Like many regional clinics around the country, AIDS Services of Austin provides free and confidential HIV testing in linkage to care. You can find services in your region by searching at hivtest.cdc.gov.

Sanchez told dailyRx that he often sees people come in to get tested when they start a new relationship, or when they're in a relationship and they're not sure what their partner's history or current activities are. Others come in on a routine basis.

He said that getting tested gives people a sense of empowerment, in that they're making responsible decisions by knowing their status. If they're negative, they feel a sense of security. If they're positive, they can get early treatment.

Unfortunately, there's still a stigma around HIV and getting tested – a reason why no sign marks the nonprofit's building. “We have people that, because of certain stigmas and certain beliefs or misconceptions they have, they don't get tested, or they wait until get sick,” Sanchez said.

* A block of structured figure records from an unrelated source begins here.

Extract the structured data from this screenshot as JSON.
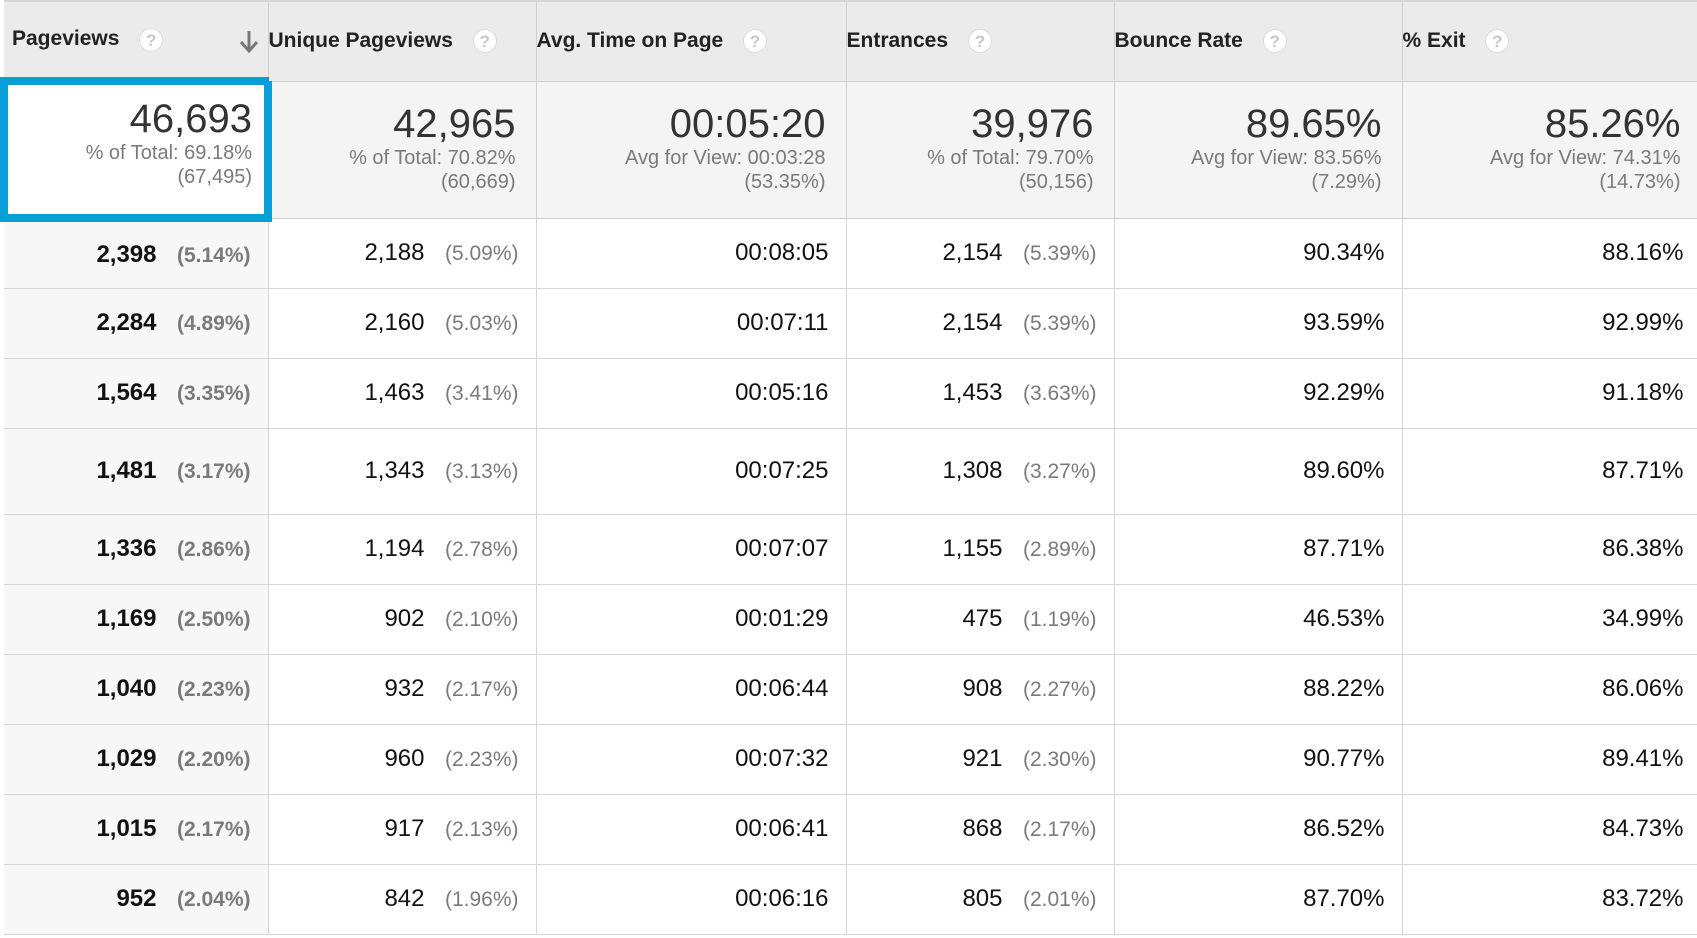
{
  "columns": [
    {
      "label": "Pageviews",
      "help": "?",
      "sorted": "descending"
    },
    {
      "label": "Unique Pageviews",
      "help": "?"
    },
    {
      "label": "Avg. Time on Page",
      "help": "?"
    },
    {
      "label": "Entrances",
      "help": "?"
    },
    {
      "label": "Bounce Rate",
      "help": "?"
    },
    {
      "label": "% Exit",
      "help": "?"
    }
  ],
  "totals": [
    {
      "value": "46,693",
      "line1": "% of Total: 69.18%",
      "line2": "(67,495)"
    },
    {
      "value": "42,965",
      "line1": "% of Total: 70.82%",
      "line2": "(60,669)"
    },
    {
      "value": "00:05:20",
      "line1": "Avg for View: 00:03:28",
      "line2": "(53.35%)"
    },
    {
      "value": "39,976",
      "line1": "% of Total: 79.70%",
      "line2": "(50,156)"
    },
    {
      "value": "89.65%",
      "line1": "Avg for View: 83.56%",
      "line2": "(7.29%)"
    },
    {
      "value": "85.26%",
      "line1": "Avg for View: 74.31%",
      "line2": "(14.73%)"
    }
  ],
  "rows": [
    {
      "pageviews": "2,398",
      "pageviews_pct": "(5.14%)",
      "unique": "2,188",
      "unique_pct": "(5.09%)",
      "avg_time": "00:08:05",
      "entrances": "2,154",
      "entrances_pct": "(5.39%)",
      "bounce": "90.34%",
      "exit": "88.16%"
    },
    {
      "pageviews": "2,284",
      "pageviews_pct": "(4.89%)",
      "unique": "2,160",
      "unique_pct": "(5.03%)",
      "avg_time": "00:07:11",
      "entrances": "2,154",
      "entrances_pct": "(5.39%)",
      "bounce": "93.59%",
      "exit": "92.99%"
    },
    {
      "pageviews": "1,564",
      "pageviews_pct": "(3.35%)",
      "unique": "1,463",
      "unique_pct": "(3.41%)",
      "avg_time": "00:05:16",
      "entrances": "1,453",
      "entrances_pct": "(3.63%)",
      "bounce": "92.29%",
      "exit": "91.18%"
    },
    {
      "pageviews": "1,481",
      "pageviews_pct": "(3.17%)",
      "unique": "1,343",
      "unique_pct": "(3.13%)",
      "avg_time": "00:07:25",
      "entrances": "1,308",
      "entrances_pct": "(3.27%)",
      "bounce": "89.60%",
      "exit": "87.71%"
    },
    {
      "pageviews": "1,336",
      "pageviews_pct": "(2.86%)",
      "unique": "1,194",
      "unique_pct": "(2.78%)",
      "avg_time": "00:07:07",
      "entrances": "1,155",
      "entrances_pct": "(2.89%)",
      "bounce": "87.71%",
      "exit": "86.38%"
    },
    {
      "pageviews": "1,169",
      "pageviews_pct": "(2.50%)",
      "unique": "902",
      "unique_pct": "(2.10%)",
      "avg_time": "00:01:29",
      "entrances": "475",
      "entrances_pct": "(1.19%)",
      "bounce": "46.53%",
      "exit": "34.99%"
    },
    {
      "pageviews": "1,040",
      "pageviews_pct": "(2.23%)",
      "unique": "932",
      "unique_pct": "(2.17%)",
      "avg_time": "00:06:44",
      "entrances": "908",
      "entrances_pct": "(2.27%)",
      "bounce": "88.22%",
      "exit": "86.06%"
    },
    {
      "pageviews": "1,029",
      "pageviews_pct": "(2.20%)",
      "unique": "960",
      "unique_pct": "(2.23%)",
      "avg_time": "00:07:32",
      "entrances": "921",
      "entrances_pct": "(2.30%)",
      "bounce": "90.77%",
      "exit": "89.41%"
    },
    {
      "pageviews": "1,015",
      "pageviews_pct": "(2.17%)",
      "unique": "917",
      "unique_pct": "(2.13%)",
      "avg_time": "00:06:41",
      "entrances": "868",
      "entrances_pct": "(2.17%)",
      "bounce": "86.52%",
      "exit": "84.73%"
    },
    {
      "pageviews": "952",
      "pageviews_pct": "(2.04%)",
      "unique": "842",
      "unique_pct": "(1.96%)",
      "avg_time": "00:06:16",
      "entrances": "805",
      "entrances_pct": "(2.01%)",
      "bounce": "87.70%",
      "exit": "83.72%"
    }
  ],
  "colors": {
    "selected_border": "#0a9ed9",
    "header_bg": "#ebebeb",
    "totals_bg": "#f4f4f4"
  }
}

It can be many years after infection that a person starts getting sick from HIV. In that time, they could have unknowingly infected many more people, and may be progressing into AIDS.

AIDS is tougher to treat than HIV. Antiretroviral drugs that effectively fight HIV in the body can keep a patient living a long and relatively healthy life.

“It's not a death sentence,” said Sanchez. “It's better to know your status than not. The medications help, but it's important to know that we still need to do our parts to protect ourselves and the people we're with.”

INSIDE THE TEST

Many people may be intimidated by HIV testing, fearing an impersonal doctor's office and a blood test. But the reality is quite different.

AIDS Services of Austin offers free testing year round, every Wednesday. Walking in, you'll find a pleasant receptionist and a lobby stocked with magazines and condoms.

The test is given in a small room lined with comfortable leather couches. It's the farthest thing from a sterile doctor's table.

Counselors are trained to deliver the test and provide counseling. The entire appointment takes about 40 minutes – from taking the test, learning about HIV risk factors, and post-results counseling.

The standard HIV test is done from a blood sample and takes two weeks to analyze for results, while a rapid oral swab test that delivers results in twenty minutes.

There's no need for rubber gloves, syringes, or band-aids. The OraQuick Advance test, which AIDS Services of Austin uses, relies on oral fluid collected around the person's outer gums.

It almost looks like a pregnancy test – a plastic stick with a swab on the end. The person getting tested swabs in a circle around their upper and lower gums one time around, and then the test is inserted into a developer solution.

In twenty minutes, two lines on the plastic part of the test will indicate whether the test has been done correctly, and display results.

There are three possible results: Negative, pre-positive, and positive. A pre-positive test means that another, more specific test must be performed in order to verify whether HIV antibodies are present.

That typically happens in pregnant women, and when the infection is more recent. Sometimes, results appear indeterminate until after a person has been infected for three months.

The OraQuick Advance test is 99.6 percent accurate. It makes it very easy to know your status as soon as you get tested.

In addition to nonprofits like AIDS Services of Austin, you can also find testing services in clinics, hospitals, doctors offices and at special events in the community.

For National HIV Testing Day, many outreach events are happening around the country to raise awareness and get people tested.